Table 8. Experimental comparison of different network models.

Network Model	Parameter Quantity (MB)	Computation (GB)	mAP (WBC)	mAP (RBC)	mAP (ALL)
SSD	24.0	274.5	75.8	71.8	73.8
Faster-RCNN	136.7	401.8	81.3	75.7	78.5
YOLOv4	52.4	119.7	85.1	78.0	81.6
YOLOv5l	46.3	108.9	86.7	85.0	85.8
YOLOv5s	7.1	16.3	87.4	77.3	82.3
YOLOX	54.2	155.6	87.3	85.6	86.5
YOLOv6	34.8	85.6	86.8	82.7	84.7
YOLOv7	36.5	103.2	85.1	85.3	85.2
SCD-YOLOv7	36.5	88.6	97.2	87.6	92.4

the improved algorithm mAP/WBC increased from 75.8% to 97.2%, mAP/RBC increased from 71.8% to 87.6%, and mAP/ALL increased from 73.8% to 92.4% the detection performance is greatly improved compared with the original model.

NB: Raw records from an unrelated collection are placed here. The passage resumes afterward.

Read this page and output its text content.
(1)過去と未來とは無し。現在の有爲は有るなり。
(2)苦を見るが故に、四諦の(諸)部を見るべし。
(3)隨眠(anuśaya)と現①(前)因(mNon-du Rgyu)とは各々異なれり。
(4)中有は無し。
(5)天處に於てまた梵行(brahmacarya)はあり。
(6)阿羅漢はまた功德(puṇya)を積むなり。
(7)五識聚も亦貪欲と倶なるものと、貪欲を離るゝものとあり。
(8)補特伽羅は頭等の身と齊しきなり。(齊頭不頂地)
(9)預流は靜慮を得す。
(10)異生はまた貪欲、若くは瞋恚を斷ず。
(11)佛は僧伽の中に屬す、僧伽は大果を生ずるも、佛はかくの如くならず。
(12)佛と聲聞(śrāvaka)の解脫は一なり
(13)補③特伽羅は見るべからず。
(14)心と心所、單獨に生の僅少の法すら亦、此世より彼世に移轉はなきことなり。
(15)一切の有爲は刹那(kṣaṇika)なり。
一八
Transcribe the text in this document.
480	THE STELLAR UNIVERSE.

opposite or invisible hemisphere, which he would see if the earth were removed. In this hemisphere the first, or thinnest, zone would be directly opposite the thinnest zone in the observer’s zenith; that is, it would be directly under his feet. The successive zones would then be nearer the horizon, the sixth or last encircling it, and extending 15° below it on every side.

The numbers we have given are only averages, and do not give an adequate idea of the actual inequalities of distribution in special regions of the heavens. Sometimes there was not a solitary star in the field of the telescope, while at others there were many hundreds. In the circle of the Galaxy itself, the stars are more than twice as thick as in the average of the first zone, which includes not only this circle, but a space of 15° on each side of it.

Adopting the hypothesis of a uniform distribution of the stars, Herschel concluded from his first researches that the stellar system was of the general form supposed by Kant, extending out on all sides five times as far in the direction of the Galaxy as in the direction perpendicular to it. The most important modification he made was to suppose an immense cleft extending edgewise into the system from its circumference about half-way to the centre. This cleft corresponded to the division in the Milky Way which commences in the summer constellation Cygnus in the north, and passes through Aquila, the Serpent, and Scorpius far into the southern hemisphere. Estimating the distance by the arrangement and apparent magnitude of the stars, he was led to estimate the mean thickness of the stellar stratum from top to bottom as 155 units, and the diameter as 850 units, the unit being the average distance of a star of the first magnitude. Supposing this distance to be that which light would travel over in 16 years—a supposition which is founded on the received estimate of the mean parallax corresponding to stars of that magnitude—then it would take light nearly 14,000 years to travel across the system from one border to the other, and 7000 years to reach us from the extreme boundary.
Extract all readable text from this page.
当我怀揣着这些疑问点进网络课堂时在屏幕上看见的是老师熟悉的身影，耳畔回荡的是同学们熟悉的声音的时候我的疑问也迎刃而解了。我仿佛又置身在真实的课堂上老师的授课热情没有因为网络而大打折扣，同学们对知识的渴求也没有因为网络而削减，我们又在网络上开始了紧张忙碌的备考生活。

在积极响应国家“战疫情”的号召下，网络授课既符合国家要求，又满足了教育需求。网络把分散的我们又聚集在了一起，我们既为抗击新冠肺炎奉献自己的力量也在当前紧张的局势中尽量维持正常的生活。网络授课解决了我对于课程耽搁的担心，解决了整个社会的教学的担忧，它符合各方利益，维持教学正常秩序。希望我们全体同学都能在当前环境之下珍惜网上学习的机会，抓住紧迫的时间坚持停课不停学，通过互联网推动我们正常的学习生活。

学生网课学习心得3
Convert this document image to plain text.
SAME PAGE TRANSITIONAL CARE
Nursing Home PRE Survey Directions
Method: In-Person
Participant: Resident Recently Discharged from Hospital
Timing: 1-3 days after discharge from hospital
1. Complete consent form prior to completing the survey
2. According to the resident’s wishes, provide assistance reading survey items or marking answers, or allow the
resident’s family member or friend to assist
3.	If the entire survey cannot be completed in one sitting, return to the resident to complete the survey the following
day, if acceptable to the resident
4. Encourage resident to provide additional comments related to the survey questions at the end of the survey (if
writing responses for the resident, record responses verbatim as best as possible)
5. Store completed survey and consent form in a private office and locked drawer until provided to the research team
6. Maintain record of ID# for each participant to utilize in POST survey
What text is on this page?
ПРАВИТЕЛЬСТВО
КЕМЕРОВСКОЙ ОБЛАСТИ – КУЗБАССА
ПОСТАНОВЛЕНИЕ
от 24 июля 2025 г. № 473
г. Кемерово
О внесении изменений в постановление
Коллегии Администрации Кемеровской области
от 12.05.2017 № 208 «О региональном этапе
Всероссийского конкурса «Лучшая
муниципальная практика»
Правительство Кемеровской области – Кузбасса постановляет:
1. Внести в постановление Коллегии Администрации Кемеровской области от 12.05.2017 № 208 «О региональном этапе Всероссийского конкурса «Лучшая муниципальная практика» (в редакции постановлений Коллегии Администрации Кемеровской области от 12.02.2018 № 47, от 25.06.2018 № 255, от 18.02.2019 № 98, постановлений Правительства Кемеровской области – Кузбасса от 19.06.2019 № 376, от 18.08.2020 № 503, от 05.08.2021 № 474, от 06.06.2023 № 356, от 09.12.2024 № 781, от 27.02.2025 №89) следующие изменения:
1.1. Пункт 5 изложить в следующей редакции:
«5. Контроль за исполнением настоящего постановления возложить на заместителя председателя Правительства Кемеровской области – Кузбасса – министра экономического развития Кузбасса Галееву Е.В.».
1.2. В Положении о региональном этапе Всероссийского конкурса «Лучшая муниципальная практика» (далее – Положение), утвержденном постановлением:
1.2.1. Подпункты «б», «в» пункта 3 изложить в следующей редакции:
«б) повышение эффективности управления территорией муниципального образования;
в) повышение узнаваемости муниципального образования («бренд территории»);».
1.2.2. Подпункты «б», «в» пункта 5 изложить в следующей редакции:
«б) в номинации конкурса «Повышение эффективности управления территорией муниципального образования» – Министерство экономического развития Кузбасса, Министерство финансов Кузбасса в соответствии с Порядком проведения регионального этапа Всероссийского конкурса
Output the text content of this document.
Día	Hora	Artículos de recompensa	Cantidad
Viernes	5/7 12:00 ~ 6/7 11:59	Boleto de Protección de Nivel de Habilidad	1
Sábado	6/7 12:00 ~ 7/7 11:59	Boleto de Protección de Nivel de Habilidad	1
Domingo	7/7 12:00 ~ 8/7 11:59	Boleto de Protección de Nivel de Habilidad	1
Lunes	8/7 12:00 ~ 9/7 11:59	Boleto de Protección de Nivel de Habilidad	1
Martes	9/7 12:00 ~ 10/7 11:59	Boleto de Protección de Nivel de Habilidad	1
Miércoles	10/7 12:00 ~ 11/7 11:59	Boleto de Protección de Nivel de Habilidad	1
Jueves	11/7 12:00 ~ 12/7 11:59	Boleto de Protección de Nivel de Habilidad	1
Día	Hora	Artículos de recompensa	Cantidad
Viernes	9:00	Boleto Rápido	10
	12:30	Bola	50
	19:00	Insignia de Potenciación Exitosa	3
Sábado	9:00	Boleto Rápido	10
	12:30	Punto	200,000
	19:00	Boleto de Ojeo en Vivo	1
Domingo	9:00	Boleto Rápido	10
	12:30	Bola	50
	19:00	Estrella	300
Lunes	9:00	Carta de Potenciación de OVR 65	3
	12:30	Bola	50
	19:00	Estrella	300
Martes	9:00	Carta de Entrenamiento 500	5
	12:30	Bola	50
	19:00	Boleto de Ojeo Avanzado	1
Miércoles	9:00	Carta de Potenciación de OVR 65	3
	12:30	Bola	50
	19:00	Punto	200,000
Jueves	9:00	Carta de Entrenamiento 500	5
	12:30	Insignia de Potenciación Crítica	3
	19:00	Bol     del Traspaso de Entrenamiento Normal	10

The SCD-YOLOv7 improved algorithm proposed in this paper performs best on mAP, and the parameter quantity and calculation amount are excellent. For the YOLOv5 s model, although the parameter quantity and calculation amount are the lowest, which are 7.1 M and 16.3 G, respectively, its detection accuracy is only 82.3%. Compared with YOLOX, the SCD-YOLOv7 model has obvious advantages in detection accuracy, parameter quantity, and calculation amount. The mAP value is 5.9% higher than that of the YOLOX model, the parameter amount is reduced by 17.7 M, and the calculation amount is reduced by 67 G. Compared with the YOLOv6 model, the accuracy mAP value is increased by 7.7%. Compared with other algorithms, YOLOv5l, YOLOv4, Faster-RCNN, and SSD, the proposed improved model SCD-YOLOv7 has the lowest computational complexity, and the mAP values are increased by 6.6%, 10.8%, 13.9%, and 18.6%, respectively. Compared with all the above algorithms, the model proposed in this paper performs well in parameter quantity and calculation amount for blood cell detection, and the detection accuracy reaches 92.4%. At the same time, the effectiveness and feasibility of the improved algorithm in blood cell image detection are verified.

5. Summary

In this paper, a blood cell detection algorithm based on SCD-YOLOv7 is proposed to solve the problems of small red blood cell targets, complex image backgrounds, and cell overlap in the blood cell image cell detection task. Firstly, the framework of YOLOv7 and the improved blood cell image detection model SCDYOLOv7 are introduced, which are described from four aspects: feature extraction network, small target detection head, and loss function. Then, the parameter setting, experimental environment, and performance evaluation index are defined. Different improvement strategies are tested, and the ablation experimental results of each module are analyzed in detail. Finally, the experimental results on the blood cell image data set are quantitatively and qualitatively analyzed. Under the same configuration conditions, the detection effect is compared with other commonly used detection models, which proves the effectiveness of the model proposed in this paper.